L’élément préféré de Milotchka (nb: il s’agit de Ludmila, la petite fille de la nouvelle La fille de Boukhara) était la terre à moitié liquide dans laquelle elle se traînait avec plaisir. Elle restait de longues heures assise près du bac dont elle méprisait le sable propre et fin que son père avait apporté exprès pour elle, et elle arrosait avec l’eau de pluie d’un tonneau la terre grasse du jardin pour pétrir de la boue et la modeler, la modeler sans fin…

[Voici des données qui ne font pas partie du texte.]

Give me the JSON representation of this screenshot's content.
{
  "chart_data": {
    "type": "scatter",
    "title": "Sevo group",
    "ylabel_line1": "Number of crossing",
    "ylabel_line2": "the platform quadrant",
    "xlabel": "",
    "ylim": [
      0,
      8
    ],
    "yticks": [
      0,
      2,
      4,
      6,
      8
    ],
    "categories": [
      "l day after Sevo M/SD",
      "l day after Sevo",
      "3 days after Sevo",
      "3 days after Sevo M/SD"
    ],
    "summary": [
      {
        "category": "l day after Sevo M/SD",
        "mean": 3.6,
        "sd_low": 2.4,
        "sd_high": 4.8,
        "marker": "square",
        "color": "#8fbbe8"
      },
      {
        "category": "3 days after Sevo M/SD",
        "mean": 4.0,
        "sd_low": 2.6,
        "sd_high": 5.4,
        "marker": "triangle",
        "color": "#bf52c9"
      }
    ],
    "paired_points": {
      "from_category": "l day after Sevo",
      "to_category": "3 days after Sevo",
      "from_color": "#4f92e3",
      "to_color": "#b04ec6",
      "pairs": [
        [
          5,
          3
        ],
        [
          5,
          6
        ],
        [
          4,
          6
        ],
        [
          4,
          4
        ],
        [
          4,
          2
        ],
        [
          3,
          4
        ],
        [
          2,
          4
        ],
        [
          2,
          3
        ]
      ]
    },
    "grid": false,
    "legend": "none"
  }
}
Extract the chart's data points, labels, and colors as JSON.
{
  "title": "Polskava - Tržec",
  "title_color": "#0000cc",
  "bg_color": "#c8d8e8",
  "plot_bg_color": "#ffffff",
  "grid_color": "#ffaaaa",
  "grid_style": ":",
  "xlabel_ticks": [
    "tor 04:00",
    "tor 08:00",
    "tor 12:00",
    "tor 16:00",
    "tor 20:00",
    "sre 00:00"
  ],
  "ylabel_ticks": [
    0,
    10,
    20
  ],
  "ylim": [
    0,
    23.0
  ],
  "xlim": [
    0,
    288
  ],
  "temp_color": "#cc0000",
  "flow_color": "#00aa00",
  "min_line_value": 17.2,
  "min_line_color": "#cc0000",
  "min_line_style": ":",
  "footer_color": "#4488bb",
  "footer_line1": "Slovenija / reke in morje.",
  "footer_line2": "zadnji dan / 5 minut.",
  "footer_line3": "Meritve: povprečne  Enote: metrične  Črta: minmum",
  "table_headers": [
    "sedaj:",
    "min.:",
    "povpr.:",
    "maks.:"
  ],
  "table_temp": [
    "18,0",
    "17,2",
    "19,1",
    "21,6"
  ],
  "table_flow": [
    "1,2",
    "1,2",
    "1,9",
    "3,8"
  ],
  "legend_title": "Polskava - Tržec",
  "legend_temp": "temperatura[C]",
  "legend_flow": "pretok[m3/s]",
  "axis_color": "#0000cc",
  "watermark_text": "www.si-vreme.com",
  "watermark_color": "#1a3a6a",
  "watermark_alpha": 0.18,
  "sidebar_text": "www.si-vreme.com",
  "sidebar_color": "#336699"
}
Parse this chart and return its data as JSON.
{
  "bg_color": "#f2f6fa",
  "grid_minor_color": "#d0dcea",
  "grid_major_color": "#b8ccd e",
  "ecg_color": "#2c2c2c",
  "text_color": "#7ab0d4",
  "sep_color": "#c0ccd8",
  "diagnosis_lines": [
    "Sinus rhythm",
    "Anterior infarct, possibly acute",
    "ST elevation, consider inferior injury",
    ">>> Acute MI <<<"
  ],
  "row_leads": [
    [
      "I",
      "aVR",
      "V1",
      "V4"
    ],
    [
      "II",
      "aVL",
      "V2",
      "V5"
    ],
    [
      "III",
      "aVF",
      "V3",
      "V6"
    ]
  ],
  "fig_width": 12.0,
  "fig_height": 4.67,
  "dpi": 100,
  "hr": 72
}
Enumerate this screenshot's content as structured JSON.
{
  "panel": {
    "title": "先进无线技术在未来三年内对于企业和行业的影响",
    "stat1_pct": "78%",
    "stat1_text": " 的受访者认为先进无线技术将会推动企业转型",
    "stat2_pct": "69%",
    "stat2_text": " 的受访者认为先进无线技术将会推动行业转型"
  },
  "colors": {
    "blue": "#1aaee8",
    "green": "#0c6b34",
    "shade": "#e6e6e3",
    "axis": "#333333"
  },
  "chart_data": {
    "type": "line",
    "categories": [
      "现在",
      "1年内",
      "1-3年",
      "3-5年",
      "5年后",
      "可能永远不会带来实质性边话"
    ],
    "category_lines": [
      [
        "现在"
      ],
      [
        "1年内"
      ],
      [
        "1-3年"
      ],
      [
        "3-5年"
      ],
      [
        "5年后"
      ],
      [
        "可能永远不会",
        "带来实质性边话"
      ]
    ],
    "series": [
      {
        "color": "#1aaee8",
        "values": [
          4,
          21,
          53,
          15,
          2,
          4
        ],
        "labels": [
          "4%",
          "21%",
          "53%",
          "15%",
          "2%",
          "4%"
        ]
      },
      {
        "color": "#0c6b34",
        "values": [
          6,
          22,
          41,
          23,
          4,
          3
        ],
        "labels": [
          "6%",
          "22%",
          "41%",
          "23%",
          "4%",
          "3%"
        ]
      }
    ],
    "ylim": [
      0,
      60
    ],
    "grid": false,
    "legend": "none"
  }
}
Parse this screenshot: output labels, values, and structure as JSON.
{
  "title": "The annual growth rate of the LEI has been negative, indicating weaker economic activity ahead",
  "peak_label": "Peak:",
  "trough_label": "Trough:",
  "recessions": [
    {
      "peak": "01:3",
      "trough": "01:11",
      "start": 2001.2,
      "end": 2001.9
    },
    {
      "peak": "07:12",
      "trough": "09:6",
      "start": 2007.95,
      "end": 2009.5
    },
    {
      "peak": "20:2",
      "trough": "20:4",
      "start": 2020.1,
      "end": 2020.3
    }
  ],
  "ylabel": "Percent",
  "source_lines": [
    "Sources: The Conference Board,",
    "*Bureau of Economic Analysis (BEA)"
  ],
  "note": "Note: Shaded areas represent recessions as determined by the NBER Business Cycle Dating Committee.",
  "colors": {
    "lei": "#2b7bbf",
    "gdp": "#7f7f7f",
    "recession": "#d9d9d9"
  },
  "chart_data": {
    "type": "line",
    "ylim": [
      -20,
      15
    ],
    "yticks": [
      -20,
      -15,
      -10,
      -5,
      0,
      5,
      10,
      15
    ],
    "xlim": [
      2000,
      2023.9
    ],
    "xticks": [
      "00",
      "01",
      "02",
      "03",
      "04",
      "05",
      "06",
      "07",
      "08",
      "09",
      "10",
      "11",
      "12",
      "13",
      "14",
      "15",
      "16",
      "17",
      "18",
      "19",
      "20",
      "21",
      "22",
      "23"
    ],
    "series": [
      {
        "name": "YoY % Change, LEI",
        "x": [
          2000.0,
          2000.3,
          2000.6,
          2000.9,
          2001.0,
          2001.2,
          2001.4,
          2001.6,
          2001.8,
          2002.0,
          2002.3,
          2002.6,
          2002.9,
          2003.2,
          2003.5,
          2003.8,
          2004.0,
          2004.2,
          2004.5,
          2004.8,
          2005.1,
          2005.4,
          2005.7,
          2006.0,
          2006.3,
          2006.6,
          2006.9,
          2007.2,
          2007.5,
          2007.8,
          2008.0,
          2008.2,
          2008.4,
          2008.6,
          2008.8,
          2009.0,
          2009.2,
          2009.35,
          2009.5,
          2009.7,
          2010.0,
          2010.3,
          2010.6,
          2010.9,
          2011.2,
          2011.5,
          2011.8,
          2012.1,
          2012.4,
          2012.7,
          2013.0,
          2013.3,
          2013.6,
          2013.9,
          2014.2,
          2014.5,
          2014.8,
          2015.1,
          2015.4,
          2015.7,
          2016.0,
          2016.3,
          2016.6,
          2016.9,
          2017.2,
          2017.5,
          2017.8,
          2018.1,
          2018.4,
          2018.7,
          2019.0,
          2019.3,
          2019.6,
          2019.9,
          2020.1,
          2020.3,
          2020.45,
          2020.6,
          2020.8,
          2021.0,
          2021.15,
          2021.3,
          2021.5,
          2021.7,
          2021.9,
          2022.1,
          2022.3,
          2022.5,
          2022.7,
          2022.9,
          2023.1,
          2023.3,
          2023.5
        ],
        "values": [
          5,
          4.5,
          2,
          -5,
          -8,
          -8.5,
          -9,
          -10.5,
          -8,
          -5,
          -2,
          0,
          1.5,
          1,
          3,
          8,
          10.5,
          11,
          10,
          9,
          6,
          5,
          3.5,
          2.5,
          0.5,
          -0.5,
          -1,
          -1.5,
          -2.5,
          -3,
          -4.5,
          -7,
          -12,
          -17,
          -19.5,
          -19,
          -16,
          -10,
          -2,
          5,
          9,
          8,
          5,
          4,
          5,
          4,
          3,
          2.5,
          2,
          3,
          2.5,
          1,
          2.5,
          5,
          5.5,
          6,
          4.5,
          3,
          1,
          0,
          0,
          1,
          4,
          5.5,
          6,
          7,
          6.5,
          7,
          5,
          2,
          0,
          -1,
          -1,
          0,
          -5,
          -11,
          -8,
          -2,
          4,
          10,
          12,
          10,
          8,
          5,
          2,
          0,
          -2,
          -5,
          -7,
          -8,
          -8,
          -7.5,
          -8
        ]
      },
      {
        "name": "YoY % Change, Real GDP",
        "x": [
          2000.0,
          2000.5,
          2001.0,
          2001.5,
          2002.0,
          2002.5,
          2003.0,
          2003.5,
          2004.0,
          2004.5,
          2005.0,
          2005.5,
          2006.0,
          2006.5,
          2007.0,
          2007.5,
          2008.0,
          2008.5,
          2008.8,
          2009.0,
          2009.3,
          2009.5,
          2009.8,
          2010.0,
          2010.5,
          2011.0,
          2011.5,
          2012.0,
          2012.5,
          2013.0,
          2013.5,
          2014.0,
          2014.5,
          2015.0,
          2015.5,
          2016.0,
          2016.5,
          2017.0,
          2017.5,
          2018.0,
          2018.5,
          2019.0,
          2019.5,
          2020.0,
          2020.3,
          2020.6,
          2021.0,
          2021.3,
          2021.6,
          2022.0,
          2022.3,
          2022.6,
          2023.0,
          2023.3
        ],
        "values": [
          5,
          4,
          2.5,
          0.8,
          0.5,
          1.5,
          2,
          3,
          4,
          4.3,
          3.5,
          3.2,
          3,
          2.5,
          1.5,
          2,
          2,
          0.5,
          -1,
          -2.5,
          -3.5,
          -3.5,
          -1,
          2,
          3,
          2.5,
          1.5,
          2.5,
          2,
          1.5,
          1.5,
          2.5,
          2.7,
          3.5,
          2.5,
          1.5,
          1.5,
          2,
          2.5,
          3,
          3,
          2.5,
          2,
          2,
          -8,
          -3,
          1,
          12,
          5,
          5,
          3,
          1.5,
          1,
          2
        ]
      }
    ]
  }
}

Dmitri Ivanovitch, élevé par son grand-père dans le schéma moral sec et vertueux de Marc Aurèle, qui de plus avait fait sienne l’ennuyeuse religion matérialiste du bien commun, restait fort tard dans son service, examinant à fond le destin médical de ses patients.

Rentré chez lui, il éprouvait un désespoir quotidien, et sa femme, attachée à Milotchka au point que les traits de la débilité de sa fille semblaient avoir pénétré en elle, lui devenait de plus en plus étrangère.

Toute la magie de l’intimité avec cette charmante et docile beauté asiatique semblait s’être dispersée à tous vents, et même quand il l’appelait parfois dans le bureau de son grand-père qu’il avait depuis longtemps adopté, il ne pouvait se libérer d’une peur noire et profonde face au mouvement invisible des particules mystérieuses et inconcevables qui dirigeaient le destin d’un enfant déjà né et de cet autre qui pourrait venir au monde…Cette peur était si forte qu’elle provoquait parfois en lui un écoeurement physique et privait complètement, en définitive, Dmitri Ivanovitch du désir d’enlacer cette perfection faite femme.